Reconheço que o mercado de trabalho do jornalismo está difícil e fechado. As vagas nas principais empresas de comunicação estão escassas. Os salários, na maioria das vezes, não agradam. Anunciar sites de aposta esportiva virou um ato de sobrevivência. Só que não vou falar da parte financeira. Eu quero falar da responsabilidade do exercício da profissão de jornalista.

Não vou exigir tal atributo de influencer´s ou gente que hoje opina sobre futebol e não tem qualquer formação acadêmica. Se alguém é ignorante em determinado assunto eu não posso exigir excelência.

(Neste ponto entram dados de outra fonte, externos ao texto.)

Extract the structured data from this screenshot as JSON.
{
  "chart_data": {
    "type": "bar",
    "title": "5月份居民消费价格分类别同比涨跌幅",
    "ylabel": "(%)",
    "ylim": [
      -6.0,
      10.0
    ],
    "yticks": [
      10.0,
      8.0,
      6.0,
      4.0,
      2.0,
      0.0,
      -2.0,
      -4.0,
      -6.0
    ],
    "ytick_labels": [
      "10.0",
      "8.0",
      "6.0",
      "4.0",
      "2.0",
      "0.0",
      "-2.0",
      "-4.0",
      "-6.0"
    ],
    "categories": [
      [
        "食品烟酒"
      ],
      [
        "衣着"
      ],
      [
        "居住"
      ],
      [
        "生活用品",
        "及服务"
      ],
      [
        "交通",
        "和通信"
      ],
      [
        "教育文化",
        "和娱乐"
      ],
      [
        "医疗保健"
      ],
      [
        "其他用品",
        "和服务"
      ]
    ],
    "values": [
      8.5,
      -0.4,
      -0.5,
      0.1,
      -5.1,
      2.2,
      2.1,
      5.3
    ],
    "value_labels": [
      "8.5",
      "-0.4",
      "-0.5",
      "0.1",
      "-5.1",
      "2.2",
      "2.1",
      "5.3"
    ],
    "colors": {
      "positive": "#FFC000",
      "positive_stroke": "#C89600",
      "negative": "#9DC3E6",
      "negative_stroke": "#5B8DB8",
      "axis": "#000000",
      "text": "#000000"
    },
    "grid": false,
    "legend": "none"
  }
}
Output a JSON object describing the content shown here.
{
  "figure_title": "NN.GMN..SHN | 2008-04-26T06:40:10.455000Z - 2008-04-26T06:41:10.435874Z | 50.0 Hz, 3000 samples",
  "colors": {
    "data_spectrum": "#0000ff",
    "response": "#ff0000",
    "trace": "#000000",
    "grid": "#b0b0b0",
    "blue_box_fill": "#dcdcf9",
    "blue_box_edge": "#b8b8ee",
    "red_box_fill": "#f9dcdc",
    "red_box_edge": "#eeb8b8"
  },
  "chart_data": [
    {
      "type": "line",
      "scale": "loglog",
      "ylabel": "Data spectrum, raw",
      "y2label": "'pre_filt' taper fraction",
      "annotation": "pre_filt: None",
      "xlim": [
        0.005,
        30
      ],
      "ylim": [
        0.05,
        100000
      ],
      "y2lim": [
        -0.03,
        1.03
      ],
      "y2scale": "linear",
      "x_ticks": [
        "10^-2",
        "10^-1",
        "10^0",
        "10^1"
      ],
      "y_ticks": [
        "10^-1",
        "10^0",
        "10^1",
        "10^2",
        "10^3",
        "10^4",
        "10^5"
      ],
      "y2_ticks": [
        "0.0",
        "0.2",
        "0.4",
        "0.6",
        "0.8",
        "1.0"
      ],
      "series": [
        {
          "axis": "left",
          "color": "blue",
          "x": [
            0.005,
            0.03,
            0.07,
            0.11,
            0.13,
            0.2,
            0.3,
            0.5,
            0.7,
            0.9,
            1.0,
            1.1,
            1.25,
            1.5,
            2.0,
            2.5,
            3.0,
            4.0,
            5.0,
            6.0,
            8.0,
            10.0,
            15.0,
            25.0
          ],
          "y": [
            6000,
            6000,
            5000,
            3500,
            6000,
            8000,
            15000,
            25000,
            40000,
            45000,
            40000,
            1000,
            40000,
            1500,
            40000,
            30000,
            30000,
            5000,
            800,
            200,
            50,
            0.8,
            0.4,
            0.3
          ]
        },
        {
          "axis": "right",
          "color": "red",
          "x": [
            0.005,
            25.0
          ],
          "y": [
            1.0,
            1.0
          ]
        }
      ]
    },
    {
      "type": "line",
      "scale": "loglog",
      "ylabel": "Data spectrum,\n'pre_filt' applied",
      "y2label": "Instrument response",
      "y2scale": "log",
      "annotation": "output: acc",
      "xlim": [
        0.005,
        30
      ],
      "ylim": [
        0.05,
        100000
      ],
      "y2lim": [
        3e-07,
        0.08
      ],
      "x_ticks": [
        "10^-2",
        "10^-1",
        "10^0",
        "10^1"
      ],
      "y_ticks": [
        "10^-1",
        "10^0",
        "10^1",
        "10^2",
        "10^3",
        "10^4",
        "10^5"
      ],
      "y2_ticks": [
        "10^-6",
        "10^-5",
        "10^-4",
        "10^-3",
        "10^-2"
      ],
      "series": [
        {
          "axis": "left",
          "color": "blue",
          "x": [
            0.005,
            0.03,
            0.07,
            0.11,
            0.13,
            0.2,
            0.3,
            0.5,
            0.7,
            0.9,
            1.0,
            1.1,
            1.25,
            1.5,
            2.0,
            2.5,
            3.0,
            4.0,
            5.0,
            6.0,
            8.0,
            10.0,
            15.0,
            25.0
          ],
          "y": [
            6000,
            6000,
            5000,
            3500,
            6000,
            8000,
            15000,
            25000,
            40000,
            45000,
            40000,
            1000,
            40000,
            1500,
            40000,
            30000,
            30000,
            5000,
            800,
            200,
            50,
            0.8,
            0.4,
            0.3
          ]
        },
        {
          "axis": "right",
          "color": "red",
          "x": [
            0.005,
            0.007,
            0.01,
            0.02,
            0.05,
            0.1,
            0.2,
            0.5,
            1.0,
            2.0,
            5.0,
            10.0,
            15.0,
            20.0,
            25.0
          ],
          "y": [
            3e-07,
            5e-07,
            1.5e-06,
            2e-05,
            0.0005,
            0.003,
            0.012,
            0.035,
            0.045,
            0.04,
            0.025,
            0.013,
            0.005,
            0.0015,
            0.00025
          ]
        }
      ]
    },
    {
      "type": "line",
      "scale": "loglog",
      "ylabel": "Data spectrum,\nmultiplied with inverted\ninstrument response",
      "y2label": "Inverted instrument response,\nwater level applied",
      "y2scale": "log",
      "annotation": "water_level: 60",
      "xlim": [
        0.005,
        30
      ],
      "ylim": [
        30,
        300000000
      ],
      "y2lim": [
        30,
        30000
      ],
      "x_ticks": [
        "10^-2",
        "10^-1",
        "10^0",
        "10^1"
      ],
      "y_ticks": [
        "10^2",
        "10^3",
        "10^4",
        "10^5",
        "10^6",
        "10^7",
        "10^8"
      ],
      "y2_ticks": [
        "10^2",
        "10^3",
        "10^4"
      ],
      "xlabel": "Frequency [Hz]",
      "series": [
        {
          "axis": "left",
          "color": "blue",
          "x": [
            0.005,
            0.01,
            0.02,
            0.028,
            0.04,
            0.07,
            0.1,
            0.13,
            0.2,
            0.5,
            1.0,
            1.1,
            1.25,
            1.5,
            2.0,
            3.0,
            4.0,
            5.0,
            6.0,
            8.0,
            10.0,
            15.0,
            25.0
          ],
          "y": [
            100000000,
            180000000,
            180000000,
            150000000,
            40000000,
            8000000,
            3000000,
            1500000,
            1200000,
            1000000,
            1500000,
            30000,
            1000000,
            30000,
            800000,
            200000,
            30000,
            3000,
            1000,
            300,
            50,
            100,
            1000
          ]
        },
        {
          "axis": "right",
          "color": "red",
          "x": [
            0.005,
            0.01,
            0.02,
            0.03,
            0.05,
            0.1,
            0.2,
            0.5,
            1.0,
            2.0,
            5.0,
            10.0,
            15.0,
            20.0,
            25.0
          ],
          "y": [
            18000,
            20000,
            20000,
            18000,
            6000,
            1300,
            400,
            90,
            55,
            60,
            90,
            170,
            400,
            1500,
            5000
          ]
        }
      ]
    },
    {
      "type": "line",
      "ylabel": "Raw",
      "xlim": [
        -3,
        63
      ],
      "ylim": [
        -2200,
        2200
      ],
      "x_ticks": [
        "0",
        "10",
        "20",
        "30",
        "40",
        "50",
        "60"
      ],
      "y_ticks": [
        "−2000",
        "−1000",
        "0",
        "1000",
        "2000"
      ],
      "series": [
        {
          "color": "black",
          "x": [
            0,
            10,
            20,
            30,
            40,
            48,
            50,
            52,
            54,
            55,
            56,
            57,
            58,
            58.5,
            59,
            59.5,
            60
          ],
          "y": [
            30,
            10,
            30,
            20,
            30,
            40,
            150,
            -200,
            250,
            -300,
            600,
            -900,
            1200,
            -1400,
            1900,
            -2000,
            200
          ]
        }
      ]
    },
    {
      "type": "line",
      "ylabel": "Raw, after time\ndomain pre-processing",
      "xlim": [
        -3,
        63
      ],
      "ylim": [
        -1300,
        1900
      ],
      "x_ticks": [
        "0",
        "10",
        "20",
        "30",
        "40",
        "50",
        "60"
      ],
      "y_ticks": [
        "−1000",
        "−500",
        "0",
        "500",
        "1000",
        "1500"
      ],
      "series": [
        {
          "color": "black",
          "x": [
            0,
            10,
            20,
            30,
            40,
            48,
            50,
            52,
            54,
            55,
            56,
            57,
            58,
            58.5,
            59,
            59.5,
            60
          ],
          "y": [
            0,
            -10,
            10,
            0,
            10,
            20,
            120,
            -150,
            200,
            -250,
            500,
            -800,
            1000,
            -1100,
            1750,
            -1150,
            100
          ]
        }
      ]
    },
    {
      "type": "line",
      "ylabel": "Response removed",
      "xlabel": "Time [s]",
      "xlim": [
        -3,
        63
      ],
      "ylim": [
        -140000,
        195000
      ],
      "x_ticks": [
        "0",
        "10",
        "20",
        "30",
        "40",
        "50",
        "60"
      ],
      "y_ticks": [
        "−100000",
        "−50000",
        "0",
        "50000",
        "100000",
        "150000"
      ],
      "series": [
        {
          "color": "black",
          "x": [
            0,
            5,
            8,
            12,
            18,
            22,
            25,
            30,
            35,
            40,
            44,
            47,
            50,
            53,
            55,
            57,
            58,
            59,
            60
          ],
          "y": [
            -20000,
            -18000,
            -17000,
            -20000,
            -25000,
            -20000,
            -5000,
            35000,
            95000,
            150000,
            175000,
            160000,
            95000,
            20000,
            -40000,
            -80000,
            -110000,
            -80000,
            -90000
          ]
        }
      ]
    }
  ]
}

Agora, qualquer jornalista formado sabe que temos o compromisso com a informação, responsabilidade e ética. Informar com decência a sociedade. Alertá-la quando ela pode ser acometida de desafios que, se não forem atacados, podem gerar consequências nefastas.

Alguém pode alegar: o que os jornalistas podem fazer se as apostas esportivas são o ganha-pão das empresas e deles próprios? Medida simples: a cada anúncio reforcem os avisos sobre os malefícios. Fazem com cigarro, bebida alcoólica. Por que não devemos ser enfáticos nas apostas esportivas? A cada previsão de aposta que os jornalistas alertem de que o ato de apostar em excesso pode gerar danos a saúde; as empresas, por sua vez, deveriam restringir o número de oportunidades em que o patrocinador é citado. O ideal seria que não existissem as apostas esportivas? Concordo. Só existe uma diferença entra aquilo que desejamos e a realidade existente. A hora é de redução de danos. Imediata. Observação importante: reconheço que muitas vezes jornalistas são funcionários de emissoras que inundam sua programação com sites de apostas esportivas. Eles não tem controle sobre o assunto. Mas podem pressionar por dentro para modificar este estado de coisas. Muitos querem adotar tal postura. Acreditem.

O jornalismo esportivo já foi destruído em boa parte de seu espírito crítico quando ocorreu a proliferação dos merchan´s. São inevitáveis na atualidade? Concordo. Só que faço uma pergunta: quantos jornalistas que faziam os merchan´s que se colocaram de modo frontal contra a corrupção e os desmandos existentes nas estruturas de poder dos clubes e das federações e CBF? Para ser otimista, salvem-se poucos. Pouquíssimos.

É sobre disso que se trata. Abraçar o entretenimento sem viés critica e proliferar as apostas esportivas sem atentar aos desdobramentos na saúde pública é abrir a porta de vez para que o jornalismo desperdice o pouco de resta de sua capacidade de fiscalizar e denunciar o poder. Jornalismo melífluo é a antessala da ruína do futebol. Algo precisa ser feito. Antes que seja tarde.

Em tempo: tenho um site de pequeno porte em que falo sobre Ponte Preta e Guarani,, O Só Dérbi. Sou procurado todas as semanas por sites de apostas esportivas para anunciar. Recuso todas as ofertas. Não é moralismo. É ter zelo em preservar os preceitos da profissão. Assim como agradeço a emissora em que trabalho, a Rádio Brasil Campinas, pertencente a Arquidiocese de Campinas que, por orientação editorial e comercial, não aceita anúncios de sites de apostas esportivas. Ainda é possível acreditar no futuro.